Madame la présidente, madame la ministre, mes chers collègues, l’article 19 de la Déclaration universelle des droits de l’homme et l’article 10 de la Convention européenne de sauvegarde des droits de l’homme et des libertés fondamentales reconnaissent le droit à l’information comme une composante essentielle des libertés d’opinion et d’expression.
Dans une démocratie, l’exercice de ce droit suppose que l’État veille à assurer le pluralisme de l’information sur tout le territoire, par tous les moyens de communication.
Quelle que soit la progression réelle des moyens électroniques de communication sur le territoire national, la presse écrite reste un support d’information essentiel, et ce particulièrement dans les zones rurales, où les habitants ne bénéficient pas tous, loin s’en faut encore aujourd’hui, du haut débit ou du très haut débit.
Le rôle primordial du transport de la presse est, d’ailleurs, reconnu dans notre nation, puisqu’il fait partie des quatre missions de service public confiées à La Poste, à côté du service universel postal, de la présence postale territoriale et de l’accessibilité bancaire.

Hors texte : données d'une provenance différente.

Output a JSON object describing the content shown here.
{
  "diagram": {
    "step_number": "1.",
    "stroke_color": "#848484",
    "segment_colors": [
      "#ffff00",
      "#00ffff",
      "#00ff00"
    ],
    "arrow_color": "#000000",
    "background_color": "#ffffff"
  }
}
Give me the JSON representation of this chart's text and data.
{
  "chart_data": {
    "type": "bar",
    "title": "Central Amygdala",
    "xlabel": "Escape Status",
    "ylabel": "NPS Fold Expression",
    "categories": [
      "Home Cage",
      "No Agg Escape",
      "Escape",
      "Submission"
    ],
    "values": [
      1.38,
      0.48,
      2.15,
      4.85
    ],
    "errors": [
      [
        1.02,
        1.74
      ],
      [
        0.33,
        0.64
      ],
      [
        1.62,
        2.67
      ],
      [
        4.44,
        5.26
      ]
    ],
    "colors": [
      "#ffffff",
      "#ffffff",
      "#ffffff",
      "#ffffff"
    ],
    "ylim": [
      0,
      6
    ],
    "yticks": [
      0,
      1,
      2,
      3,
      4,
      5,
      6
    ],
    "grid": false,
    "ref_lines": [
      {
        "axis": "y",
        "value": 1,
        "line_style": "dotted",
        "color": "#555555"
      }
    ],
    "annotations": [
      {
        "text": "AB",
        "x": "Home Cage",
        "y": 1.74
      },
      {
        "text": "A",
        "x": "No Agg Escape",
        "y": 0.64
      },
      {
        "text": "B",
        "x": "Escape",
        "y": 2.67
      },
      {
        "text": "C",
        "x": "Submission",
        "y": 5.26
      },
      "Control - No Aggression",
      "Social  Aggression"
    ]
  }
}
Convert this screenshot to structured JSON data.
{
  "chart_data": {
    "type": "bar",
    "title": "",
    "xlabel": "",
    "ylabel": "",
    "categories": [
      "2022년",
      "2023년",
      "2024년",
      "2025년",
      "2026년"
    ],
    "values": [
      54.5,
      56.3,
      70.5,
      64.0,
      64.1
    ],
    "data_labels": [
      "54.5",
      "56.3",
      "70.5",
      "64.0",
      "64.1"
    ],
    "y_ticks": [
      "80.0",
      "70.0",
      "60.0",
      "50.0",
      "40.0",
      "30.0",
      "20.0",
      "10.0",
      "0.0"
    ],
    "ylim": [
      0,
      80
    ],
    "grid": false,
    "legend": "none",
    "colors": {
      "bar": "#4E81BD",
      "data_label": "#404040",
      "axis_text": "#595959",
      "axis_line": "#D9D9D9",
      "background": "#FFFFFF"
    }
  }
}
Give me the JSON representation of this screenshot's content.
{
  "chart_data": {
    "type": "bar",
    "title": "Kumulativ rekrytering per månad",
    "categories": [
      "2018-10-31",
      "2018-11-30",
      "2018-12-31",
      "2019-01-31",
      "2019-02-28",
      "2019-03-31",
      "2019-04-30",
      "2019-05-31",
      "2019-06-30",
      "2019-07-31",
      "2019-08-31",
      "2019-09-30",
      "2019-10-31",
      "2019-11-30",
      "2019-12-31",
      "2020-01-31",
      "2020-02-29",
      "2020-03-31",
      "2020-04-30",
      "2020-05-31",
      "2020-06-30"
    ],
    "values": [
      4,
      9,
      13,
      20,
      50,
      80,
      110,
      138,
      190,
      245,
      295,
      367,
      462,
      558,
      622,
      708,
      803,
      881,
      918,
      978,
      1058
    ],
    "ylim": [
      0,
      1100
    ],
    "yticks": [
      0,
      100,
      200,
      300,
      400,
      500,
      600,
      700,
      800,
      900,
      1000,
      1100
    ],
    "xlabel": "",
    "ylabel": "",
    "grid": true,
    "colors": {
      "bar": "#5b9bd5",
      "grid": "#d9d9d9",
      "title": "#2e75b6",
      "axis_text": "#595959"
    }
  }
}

La mission de service public du transport et de la distribution de la presse est ainsi garantie dans son principe par la loi du 21 mai 2005.
Qu’en est-il dans les faits ?
D’un coût annuel de 1, 2 milliard d’euros, la mission de transport et de distribution de la presse connaît un déficit structurel, qui s’est élevé à 414 millions d’euros en 2007 après contribution de l’État de 242 millions d’euros.
Alors que le marché du courrier va être totalement ouvert à la concurrence au 1er janvier 2011, il est nécessaire de garantir le bon exercice de cette mission de service public.
Un protocole d’accord entre l’État, la presse et La Poste a donc été signé le 23 juillet 2008 pour la période 2009-2015. Selon ses signataires, il devrait permettre de couvrir, au terme de cette période, les coûts complets du transport de la presse, les éditeurs acceptant des hausses tarifaires en moyenne de 1, 5 % à 4 % par an, La Poste s’engageant à réduire ses coûts nets attribuables au transport de la presse de 200 millions d’euros en 2015 hors inflation et l’État réduisant progressivement sa contribution annuelle de 242 millions d’euros à 180 millions d’euros entre 2009 et 2015.
Que faut-il penser de cet accord ?
L’optimisme affiché dans cet accord a de quoi laisser un peu dubitatif.
D’abord, je ferai un constat : l’État va réduire sa contribution.
Ensuite, comment ne pas s’interroger sur les conséquences de l’importante revalorisation des tarifs postaux et son incidence sur des éditeurs dont certains titres de presse connaissent de grandes difficultés ? Faut-il se satisfaire de l’affirmation selon laquelle les tarifs de presse de La Poste demeureront parmi les plus abordables en Europe ?
Enfin, que penser de l’engagement pris par La Poste de considérer la question du déficit du transport de la presse définitivement réglée dès lors que le protocole sera intégralement appliqué et de faire son affaire, le cas échéant, de tout écart résiduel entre les coûts attribuables au transport de la presse et les recettes provenant des clients éditeurs et de la contribution de l’État ?
En effet, si la question du déficit n’était pas réglée, le risque serait réel de voir La Poste, confrontée à la concurrence, réduire le champ de sa mission de transport et de distribution.
Pour éviter ce risque et contribuer à assurer l’avenir de la presse écrite, l’État doit s’engager à renforcer, si besoin est, sa contribution au transport de la presse. Nous considérons, madame la ministre, que, quoi qu’il arrive, il doit accompagner La Poste à un niveau suffisant pour garantir dans la durée l’exercice d’un droit aussi fondamental que le droit à l’information de tous les citoyens.